La face cachée de la lune Kanada 2003 – 105min.

Filmkritik

La face cachée de la lune

Filmkritik: Irene Genhart

Robert Lepages neuster Leinwandstreich ist die wunderbar schnoddrige Verfilmung eines seiner besten Solostücke und gipfelt in der existenziellen Frage, ob der Mensch im All der einzige seiner Art sei.

"Tectonic Plates", "Elegant Universe", "Seven Streams of the River Ota", "Circulations", "Geometry of Miracles", "Zulu Time": Robert Lepage hat eine höchst eigenwillige, sich oft schon in den Titeln seiner Stücke und Filme andeutende Vorliebe, die conditio humanis im Verhältnis zur geographischen Beschaffenheit der Welt zu betrachten und die zwischenmenschliche Beziehungen seiner Figuren durch bei den Naturwissenschaften entliehene Symbole auszudrücken.
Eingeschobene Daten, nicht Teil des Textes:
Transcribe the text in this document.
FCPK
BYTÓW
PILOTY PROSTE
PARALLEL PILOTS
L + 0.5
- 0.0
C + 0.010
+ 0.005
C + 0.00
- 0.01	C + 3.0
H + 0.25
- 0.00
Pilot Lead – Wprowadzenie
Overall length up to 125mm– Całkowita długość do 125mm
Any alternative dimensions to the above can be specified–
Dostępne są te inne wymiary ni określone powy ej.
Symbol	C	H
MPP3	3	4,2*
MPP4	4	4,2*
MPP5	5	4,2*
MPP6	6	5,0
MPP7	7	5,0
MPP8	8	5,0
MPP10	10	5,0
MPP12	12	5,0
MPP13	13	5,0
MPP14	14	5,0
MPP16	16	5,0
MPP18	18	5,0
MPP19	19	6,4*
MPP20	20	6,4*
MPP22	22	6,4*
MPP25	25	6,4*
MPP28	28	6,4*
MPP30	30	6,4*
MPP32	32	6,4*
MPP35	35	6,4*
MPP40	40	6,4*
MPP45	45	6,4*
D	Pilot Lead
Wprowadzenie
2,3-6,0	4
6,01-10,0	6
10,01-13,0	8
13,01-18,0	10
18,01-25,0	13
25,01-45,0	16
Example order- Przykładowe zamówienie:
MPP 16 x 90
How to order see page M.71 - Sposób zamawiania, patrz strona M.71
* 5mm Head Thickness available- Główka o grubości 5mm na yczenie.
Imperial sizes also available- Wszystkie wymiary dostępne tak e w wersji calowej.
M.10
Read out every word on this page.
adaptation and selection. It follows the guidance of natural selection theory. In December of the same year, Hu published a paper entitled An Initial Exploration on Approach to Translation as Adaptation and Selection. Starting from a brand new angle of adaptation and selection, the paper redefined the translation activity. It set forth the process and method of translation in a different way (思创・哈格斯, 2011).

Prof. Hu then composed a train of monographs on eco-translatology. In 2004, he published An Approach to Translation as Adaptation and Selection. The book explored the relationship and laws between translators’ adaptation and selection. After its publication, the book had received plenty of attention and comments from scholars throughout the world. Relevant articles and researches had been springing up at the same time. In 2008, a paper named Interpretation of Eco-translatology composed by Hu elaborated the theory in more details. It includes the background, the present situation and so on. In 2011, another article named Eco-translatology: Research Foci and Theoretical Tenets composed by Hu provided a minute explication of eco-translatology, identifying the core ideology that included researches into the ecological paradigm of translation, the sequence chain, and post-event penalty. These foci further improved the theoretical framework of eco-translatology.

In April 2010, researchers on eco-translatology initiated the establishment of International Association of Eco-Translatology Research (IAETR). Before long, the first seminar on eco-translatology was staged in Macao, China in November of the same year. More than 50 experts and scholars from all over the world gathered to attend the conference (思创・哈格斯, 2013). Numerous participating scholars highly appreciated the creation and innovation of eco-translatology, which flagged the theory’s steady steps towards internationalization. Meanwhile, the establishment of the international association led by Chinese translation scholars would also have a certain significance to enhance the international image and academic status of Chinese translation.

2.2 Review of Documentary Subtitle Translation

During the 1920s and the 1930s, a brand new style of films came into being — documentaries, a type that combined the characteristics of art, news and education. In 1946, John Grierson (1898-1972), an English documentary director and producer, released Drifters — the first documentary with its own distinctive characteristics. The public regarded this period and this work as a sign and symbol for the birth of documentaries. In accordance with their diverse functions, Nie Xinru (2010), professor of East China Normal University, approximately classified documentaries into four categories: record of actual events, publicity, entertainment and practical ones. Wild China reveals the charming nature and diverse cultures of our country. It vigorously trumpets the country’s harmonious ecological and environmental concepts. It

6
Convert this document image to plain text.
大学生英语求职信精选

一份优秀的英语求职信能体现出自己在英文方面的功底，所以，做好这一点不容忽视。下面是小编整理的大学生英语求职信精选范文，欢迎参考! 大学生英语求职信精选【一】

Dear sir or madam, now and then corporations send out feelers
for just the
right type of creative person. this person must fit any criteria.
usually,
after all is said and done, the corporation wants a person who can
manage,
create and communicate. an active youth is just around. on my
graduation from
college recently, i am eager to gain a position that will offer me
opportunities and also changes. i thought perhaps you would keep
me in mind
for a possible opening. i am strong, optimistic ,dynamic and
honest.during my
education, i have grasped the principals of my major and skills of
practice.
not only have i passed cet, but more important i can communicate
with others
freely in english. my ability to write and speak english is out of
Ganz stark prägt dieser Gestus sein anno 2000 uraufgeführtes Solostück "La face cachée de la lune", das Robert Lepage vor einem Jahr mit sich selber in der doppelten Hauptrolle verfilmte. Darin markieren die helle und dunkle Seite des Mondes - auf ewig zusammen gewachsen, gleichzeitig sich aber auch immer voneinander abwendend - die schwierige Beziehung zweier grundverschiedener und sich seit Jahren entfremdeter Brüder.

Jede für sich symbolisieren die beiden Seiten aber auch den Charakter eines der beiden Brüder: Das helle, der Welt zugewandte steht für den schwulen, extrovertierten und erfolgreichen André, der als Wetteransager beim Quebecer TV arbeitet. "La face cachée" aber, die der Welt abgewandte, dunkle, vom Bombardement zahlloser kosmischer Trümmer und dem Aufprall unzähliger Meteoriten zerfurchte und verschrammte Hälfte des Mondes, steht für den älteren Philippe, der denn auch im Zentrum von Lepages Film steht.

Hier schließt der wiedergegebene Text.